Тихонов никаким спортом всерьёз никогда не занимался, поэтому не рассчитывал прийти первым. Вначале он, правда, рванул, задав бодрый ритм и другим, но метров через двести понял, что погорячился. Вскоре многие обогнали его, так что он оказался примерно посередине длинной змеи школьников, с грустным видом бегущих по весеннему бульвару. Кто в спортивной одежде, а кто даже в обычной — в тяжелой куртке, хлюпая зимними сапогами по снежной грязи. Пожалуй, нет ничего гаже вида земли в первые оттепели — тут и там в изобилии обнажается собачье дерьмо, и ты уже не идёшь по улице просто, а думаешь только о том, как бы не вляпаться. И вот этот печальный пейзаж, с бегущими школьниками, бульваром и дерьмом, называется: «Прощай, детство».

Как ни медленно бежал Тихонов, на пятом или шестом круге он обогнал Василькова уже второй раз. Тот, пыхтя, в школьной форме вместе с рюкзаком семенил по дорожке, и шерстяной шарф реял за его спиной. Казалось, что сейчас от натуги он взорвётся, такой он был горячий и красный. Ясно было, кому бежать штрафные пять.

— Васильков! — крикнул ему Тихонов, пробегая мимо, и чувствуя, как от того веет жаром, — ты бы рюкзак и шарф снял, а то до финиша не дотянешь.

— Нормально! — сердито пробурчал Васильков.

Что же, его можно было понять, имелся риск не найти потом ни рюкзака, ни шарфа…

Ещё через два круга Васильков уже сидел на скамейке, серый, как пепел, тяжело дыша. Около него стояли ребята из класса и Юрий Петрович. Физрук звонил в «Скорую» и кричал в трубку. Тихонов услышал что-то про сердце. Он понял, что кросс окончен и пешком направился к скамейке.

— Васильков, ты как?

Тот молча смотрел в землю. Ребята вокруг тоже молчали.

— Что же ты, Васильков, твою мать! — нервничал Юрий Петрович. — Что же ты мне сразу не сказал! Теперь меня посадят, если ты сейчас концы отдашь!

— Да не мог он сказать, — ответил за него Денисов. — Если бы вы его от бега освободили, его бы совсем наши зачмырили.

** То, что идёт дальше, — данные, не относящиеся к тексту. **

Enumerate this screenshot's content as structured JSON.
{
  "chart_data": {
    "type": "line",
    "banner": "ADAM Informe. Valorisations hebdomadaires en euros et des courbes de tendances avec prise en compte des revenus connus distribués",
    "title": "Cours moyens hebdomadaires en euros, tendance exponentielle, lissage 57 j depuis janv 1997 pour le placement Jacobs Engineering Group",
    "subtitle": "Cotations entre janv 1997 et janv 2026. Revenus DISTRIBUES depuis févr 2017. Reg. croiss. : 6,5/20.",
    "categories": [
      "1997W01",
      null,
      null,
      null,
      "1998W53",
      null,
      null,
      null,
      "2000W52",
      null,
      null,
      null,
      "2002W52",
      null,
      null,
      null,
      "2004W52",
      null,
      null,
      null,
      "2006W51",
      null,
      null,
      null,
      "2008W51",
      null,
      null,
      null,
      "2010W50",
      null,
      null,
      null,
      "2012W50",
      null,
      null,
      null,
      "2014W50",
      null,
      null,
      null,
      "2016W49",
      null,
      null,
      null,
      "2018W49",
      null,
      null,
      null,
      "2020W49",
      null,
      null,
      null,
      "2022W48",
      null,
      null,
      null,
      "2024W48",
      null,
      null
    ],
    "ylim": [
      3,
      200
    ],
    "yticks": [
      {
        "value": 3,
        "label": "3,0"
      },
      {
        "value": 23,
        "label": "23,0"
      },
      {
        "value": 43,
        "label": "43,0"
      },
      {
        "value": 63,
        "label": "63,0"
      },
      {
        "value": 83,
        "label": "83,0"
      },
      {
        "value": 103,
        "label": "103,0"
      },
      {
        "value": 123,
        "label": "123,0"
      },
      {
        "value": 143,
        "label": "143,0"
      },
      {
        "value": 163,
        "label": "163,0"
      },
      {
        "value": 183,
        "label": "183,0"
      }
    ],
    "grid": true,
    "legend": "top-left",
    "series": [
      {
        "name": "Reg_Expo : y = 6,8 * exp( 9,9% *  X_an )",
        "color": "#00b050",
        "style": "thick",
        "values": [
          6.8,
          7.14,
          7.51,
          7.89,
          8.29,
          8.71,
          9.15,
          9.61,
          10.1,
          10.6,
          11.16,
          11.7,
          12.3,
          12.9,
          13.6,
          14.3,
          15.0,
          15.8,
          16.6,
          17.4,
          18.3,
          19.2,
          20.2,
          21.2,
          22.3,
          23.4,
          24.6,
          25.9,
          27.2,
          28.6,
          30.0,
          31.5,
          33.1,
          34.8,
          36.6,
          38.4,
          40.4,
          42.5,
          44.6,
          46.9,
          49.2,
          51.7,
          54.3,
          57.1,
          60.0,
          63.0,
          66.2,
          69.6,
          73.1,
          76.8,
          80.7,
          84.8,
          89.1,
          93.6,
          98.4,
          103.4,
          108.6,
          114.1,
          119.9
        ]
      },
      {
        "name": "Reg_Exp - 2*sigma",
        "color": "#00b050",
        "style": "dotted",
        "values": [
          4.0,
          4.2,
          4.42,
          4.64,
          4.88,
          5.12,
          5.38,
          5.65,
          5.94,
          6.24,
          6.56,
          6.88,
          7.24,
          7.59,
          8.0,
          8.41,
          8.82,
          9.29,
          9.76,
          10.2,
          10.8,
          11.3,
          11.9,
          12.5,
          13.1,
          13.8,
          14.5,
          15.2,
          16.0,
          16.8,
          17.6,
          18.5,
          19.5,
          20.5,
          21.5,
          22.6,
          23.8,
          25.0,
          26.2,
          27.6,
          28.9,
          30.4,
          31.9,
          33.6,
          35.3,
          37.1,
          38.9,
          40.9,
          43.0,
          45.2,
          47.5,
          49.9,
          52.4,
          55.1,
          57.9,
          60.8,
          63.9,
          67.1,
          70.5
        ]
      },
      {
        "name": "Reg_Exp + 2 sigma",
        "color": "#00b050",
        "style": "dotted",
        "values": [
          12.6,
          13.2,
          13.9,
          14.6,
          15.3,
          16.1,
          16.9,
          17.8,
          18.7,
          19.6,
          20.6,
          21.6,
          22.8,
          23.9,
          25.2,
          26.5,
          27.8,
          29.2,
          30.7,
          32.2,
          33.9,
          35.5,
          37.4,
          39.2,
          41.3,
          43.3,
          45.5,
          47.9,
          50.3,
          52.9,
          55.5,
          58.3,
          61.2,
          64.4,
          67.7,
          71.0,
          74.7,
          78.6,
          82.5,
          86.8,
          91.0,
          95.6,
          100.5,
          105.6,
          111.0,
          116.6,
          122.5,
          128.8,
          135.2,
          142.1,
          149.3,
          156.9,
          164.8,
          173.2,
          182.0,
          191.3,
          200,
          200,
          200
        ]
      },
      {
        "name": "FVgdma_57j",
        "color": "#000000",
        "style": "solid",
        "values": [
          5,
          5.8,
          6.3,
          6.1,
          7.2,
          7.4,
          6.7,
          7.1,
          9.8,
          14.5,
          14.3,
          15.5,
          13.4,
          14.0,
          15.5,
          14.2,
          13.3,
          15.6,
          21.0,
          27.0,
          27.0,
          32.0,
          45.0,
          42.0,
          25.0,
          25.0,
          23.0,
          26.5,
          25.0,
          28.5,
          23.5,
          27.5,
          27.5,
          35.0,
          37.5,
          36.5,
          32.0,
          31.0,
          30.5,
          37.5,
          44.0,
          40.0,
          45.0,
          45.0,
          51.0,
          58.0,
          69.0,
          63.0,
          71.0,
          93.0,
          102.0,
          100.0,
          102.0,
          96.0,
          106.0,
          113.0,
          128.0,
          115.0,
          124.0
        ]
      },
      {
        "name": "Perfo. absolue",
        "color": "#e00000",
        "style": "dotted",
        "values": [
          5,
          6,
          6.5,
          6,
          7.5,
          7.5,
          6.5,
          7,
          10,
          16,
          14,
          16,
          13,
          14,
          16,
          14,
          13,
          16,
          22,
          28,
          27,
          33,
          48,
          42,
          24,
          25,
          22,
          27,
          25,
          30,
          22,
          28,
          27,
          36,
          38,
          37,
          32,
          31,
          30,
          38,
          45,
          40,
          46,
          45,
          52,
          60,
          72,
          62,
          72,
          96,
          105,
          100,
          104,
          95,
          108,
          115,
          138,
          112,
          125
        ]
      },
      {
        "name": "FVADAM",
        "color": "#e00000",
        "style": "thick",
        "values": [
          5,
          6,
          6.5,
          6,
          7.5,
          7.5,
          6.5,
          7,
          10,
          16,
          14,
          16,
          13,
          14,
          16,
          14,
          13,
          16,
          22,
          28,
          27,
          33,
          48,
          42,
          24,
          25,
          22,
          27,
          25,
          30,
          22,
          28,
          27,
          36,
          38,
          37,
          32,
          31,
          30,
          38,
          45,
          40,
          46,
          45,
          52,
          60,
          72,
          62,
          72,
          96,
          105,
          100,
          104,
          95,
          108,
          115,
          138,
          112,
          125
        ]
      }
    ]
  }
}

Васильков оперся рукой на скамейку, но не удержался и тяжело повалился на бок.

— Э-э-э, ты это, ты чего, Васильков!? — разволновался Юрий Петрович и вдруг неожиданно ловко подхватил его на руки. — Ты не умирай! Васильков!

С удивлением смотрели ученики на эту странную сцену: огромный Юрий Петрович прижимает к груди тоже немаленького, в общем, Василькова, как будто собрался убаюкать его или покормить грудью.

Юлия Фёдоровна

Несравненная, богоподобная, черноокая, прекраснейшая среди дев, да не увянут никогда твои ланиты! Твой взгляд, точно отравленная стрела, пронзает сердце Тихонова, и он вынужден ловить его вновь и вновь! Пускай ты несколько плосковата, и в профиль твои груди не сильно выдаются (у некоторых девочек в классе и поболе), да и попа тоже не слишком, всё же ты самая обворожительная. Потому что не в грудях дело и не в попе, а в душе, а душа написана во взоре и выражении лица. Ну, конечно, в пределах разумного, если совсем страшная или жирная, то тут уж никакой душой не заманишь! — так рассуждал Тихонов, сидя за первой партой с Денисовым прямо напротив стола Юлии Федоровны.

Уроки истории проходили в другом стиле, чем все остальные. Юлия Федоровна привнесла университетский дух в занятия, с присущим ему уважением к ученикам и серьёзностью. Обращалась она к ним исключительно на «вы», внимательно их слушала, отвечала на вопросы так, как будто перед ней сидели доктора наук.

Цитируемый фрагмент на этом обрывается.